Decades of trade-offs are now coming due, and it’s clear that what governments have prioritized in the past will not bring us into a brighter future. A constant and long-time focus on keeping costs low, coupled with a system that is resistant to change and has not meaningfully adjusted to Canadians’ evolving health care demands since Medicare was conceived in the 1960s, have brought us to the precipice. We have leaned into innovation to save costs, instead of improving care. Eventually you cross a threshold where there is nothing left to give, and no people to resource more capacity. Bottom line: Health workers and patients have been left to fend for themselves, without the leadership required to make the hard decisions that are necessary.

But there is an enormous opportunity now across provinces, territories and the federal government if we truly embrace our similarities. Working together, we can build – for the first time since the dawn of Medicare – a health care system that is integrated, co-ordinated and collaborative. Pan-Canadian licensure could simplify the registration of Canadian-trained and internationally-trained health care providers whose mobility could supply the desperate need for health human resources. National collaboration on virtual care could democratize access and embed convenient, appropriate access to care with in-person health care. A national health human resources plan could leverage the training capacity we currently have with regionalized needs now and in the future.
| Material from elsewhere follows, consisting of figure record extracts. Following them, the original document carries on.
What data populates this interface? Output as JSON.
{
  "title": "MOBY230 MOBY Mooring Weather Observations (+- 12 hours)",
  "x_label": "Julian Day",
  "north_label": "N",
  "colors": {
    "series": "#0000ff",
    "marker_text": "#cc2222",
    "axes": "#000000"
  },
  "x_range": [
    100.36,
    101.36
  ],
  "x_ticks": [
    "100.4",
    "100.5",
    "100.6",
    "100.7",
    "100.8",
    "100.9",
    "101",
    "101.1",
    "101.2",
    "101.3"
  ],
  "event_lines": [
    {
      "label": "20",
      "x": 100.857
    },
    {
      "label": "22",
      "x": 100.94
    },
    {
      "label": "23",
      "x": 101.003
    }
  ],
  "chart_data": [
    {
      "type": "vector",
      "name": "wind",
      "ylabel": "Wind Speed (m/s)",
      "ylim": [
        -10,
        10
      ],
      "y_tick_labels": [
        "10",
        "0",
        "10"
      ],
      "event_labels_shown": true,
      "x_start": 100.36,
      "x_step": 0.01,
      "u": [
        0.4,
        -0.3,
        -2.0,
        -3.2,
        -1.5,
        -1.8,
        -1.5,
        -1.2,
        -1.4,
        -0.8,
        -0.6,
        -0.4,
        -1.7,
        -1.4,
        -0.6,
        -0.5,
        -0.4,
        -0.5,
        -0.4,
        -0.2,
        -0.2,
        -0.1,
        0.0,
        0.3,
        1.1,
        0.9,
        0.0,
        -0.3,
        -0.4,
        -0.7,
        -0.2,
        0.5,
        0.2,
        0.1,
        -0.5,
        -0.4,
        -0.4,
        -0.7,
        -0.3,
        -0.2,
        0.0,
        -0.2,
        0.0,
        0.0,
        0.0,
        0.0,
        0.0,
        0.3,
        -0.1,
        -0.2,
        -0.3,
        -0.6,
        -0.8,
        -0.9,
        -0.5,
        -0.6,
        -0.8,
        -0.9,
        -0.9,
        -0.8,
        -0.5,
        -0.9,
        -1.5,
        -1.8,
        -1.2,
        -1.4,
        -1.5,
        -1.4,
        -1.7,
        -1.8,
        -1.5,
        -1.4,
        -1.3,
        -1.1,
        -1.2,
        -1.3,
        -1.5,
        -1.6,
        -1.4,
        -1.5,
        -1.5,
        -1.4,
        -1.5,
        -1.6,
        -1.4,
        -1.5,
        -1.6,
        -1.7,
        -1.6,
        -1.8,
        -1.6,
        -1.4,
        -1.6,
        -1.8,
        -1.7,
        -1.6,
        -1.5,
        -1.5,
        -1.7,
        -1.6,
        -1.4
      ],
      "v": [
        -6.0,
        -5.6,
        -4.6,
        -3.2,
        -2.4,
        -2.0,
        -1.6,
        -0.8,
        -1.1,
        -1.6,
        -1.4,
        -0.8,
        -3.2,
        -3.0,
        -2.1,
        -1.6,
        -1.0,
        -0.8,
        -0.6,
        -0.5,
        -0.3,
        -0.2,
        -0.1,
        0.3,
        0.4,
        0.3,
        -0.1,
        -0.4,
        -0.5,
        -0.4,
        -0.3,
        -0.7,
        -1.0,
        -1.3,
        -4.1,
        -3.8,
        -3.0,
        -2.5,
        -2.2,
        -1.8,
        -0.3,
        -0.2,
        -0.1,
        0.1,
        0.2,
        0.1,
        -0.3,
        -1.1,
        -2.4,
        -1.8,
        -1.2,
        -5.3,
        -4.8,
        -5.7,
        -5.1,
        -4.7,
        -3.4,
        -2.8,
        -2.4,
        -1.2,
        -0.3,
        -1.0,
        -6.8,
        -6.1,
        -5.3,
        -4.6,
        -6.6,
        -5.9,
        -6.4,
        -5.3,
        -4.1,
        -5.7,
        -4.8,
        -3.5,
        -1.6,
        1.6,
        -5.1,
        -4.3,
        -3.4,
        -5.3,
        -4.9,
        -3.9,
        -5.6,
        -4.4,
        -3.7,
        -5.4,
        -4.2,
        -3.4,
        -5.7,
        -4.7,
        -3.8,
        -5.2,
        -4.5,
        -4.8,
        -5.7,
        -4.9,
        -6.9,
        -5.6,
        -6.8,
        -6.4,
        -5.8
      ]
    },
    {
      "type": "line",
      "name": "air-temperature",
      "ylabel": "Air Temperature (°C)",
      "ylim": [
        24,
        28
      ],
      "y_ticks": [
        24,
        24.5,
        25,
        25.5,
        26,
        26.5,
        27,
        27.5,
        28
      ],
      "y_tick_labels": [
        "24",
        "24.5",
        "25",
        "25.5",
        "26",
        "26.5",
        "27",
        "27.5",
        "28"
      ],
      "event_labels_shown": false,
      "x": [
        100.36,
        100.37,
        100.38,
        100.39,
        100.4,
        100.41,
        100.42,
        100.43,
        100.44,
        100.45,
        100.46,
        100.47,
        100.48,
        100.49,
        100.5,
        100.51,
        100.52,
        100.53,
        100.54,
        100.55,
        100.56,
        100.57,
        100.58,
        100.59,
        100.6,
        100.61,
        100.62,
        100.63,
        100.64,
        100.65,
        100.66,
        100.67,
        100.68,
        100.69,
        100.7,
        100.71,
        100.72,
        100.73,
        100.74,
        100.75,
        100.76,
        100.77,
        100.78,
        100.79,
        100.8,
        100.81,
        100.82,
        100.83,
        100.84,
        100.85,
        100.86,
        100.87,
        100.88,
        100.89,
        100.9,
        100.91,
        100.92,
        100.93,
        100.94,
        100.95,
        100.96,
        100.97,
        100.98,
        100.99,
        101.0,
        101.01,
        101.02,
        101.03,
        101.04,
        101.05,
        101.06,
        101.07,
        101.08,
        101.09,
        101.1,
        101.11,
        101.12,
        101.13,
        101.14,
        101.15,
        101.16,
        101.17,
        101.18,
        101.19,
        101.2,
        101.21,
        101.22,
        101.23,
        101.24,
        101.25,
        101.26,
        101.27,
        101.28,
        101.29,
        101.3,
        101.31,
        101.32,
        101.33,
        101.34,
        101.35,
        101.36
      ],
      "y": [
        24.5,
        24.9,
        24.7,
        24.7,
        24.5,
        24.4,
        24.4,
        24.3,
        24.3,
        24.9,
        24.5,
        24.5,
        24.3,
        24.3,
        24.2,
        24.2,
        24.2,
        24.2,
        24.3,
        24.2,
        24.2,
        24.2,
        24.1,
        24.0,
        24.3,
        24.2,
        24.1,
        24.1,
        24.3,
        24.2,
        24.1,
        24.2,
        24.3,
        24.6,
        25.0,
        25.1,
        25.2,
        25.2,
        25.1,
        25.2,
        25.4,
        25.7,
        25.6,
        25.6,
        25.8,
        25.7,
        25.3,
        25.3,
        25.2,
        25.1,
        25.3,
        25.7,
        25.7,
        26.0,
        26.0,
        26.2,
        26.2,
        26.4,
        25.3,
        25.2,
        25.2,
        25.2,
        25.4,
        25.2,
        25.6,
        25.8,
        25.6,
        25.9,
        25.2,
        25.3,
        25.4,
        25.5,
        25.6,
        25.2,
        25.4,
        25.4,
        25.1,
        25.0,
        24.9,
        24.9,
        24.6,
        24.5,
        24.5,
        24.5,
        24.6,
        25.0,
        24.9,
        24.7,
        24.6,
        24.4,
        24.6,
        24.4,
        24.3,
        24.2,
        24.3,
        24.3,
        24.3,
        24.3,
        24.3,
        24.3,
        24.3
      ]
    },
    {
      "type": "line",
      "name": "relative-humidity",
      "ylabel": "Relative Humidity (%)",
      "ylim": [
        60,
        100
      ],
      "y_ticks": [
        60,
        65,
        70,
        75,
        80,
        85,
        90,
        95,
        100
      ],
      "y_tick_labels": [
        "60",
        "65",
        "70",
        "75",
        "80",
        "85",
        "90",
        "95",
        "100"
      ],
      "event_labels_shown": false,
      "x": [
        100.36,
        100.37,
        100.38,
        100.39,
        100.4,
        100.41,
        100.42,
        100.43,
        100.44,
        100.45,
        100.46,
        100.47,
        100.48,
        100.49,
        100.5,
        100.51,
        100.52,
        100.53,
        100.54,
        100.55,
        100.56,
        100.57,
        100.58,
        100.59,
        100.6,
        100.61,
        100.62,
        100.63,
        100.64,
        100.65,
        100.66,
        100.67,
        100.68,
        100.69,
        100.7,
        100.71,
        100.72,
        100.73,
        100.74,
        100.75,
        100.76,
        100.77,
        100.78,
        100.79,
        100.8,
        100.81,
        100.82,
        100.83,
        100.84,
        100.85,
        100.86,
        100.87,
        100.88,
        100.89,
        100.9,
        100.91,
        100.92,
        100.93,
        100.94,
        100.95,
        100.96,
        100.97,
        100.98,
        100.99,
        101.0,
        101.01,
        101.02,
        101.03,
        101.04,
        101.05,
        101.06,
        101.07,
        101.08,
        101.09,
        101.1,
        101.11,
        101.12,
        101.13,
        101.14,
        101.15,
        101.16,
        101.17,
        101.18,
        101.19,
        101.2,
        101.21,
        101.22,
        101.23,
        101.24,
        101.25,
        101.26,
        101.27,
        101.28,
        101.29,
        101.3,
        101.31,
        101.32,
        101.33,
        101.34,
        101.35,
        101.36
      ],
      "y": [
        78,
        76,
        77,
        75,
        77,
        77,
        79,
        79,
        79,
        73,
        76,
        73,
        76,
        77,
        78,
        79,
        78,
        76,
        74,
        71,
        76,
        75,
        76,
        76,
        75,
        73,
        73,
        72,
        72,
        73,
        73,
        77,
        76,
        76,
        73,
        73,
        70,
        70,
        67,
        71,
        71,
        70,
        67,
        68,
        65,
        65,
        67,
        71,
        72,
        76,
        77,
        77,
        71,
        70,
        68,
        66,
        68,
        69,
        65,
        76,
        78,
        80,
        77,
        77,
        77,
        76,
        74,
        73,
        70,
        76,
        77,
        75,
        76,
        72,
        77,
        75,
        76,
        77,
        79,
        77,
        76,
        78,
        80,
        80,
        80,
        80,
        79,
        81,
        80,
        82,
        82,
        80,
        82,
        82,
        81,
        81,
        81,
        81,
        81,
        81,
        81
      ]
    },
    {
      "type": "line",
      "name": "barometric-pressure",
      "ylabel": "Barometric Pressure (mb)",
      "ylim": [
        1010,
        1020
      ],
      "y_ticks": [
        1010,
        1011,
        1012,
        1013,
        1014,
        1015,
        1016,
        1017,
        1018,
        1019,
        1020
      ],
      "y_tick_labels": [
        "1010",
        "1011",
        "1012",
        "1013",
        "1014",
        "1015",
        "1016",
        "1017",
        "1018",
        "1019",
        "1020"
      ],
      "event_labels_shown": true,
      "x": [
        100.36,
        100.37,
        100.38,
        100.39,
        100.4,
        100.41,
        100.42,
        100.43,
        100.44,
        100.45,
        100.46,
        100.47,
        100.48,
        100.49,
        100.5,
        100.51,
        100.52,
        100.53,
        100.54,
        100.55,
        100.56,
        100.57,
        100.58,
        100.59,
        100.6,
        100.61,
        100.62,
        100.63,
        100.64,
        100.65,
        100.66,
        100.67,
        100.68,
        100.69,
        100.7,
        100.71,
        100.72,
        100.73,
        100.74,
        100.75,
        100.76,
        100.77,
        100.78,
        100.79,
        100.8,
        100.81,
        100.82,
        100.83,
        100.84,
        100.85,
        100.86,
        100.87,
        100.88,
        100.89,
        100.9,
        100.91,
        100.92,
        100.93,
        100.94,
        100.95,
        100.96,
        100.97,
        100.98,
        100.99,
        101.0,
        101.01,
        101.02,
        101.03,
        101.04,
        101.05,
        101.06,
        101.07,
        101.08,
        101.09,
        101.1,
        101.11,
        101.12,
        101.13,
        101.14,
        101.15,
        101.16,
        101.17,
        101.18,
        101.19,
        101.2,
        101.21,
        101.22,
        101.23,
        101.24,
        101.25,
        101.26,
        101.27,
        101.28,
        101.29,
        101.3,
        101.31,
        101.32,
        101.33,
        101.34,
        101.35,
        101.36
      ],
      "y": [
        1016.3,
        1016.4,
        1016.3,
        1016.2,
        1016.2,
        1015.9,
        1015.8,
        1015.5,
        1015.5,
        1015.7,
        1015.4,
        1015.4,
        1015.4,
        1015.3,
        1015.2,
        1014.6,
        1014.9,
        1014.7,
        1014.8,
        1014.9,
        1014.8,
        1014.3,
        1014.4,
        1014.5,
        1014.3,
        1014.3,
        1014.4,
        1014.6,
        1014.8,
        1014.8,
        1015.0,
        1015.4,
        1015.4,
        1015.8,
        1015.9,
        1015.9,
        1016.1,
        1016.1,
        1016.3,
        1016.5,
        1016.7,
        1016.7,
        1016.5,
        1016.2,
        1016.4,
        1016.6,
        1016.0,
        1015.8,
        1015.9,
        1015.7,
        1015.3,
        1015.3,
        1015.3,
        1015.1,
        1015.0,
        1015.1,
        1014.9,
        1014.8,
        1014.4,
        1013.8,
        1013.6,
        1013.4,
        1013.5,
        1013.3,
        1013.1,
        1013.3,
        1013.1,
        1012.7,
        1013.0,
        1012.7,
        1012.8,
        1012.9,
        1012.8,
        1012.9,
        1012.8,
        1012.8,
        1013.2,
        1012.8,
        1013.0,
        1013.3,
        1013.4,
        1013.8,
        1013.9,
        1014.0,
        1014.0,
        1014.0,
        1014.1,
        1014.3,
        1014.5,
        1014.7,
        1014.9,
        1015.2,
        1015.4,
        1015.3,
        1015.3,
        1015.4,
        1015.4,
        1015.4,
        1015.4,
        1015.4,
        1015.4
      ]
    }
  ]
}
The Canadian Medical Association recently released an analysis of health spending and the required collaboration between various levels of governments, which appears to be the sticking point these days. In reviewing the provincial and territorial government health budgets, there were two insights that I found interesting. The first was that despite the insistence that our 13 provincial and territorial silos have their own unique challenges, there are commonalities in the priorities that they are funding, such as mental health, care of older Canadians and surgery backlogs. The second – closely related to the first observation – is that despite the premise that federal priorities do not and should not influence provincial and territorial health care system priorities, past federal priorities have been prescient; past federal governments have spoken to then-emerging issues that are now our present crises.

We do not get the health care systems we aspire to; we get the health care systems we design. Lack of leadership, investment and new thinking means we have built fragmented systems where siloed decision-making results in redundancies, subpar outcomes and an unpleasant experience for providers and patients. Addressing the foundational issues and prioritizing quality – of experience, communication and collaboration – is a path we must take.

Leadership means choices. And it is time for those who hold the levers of powers – our governments at all levels – to choose that path we have yet left untravelled. Canadians are ready for a truly integrated, co-ordinated and collaborative health care system.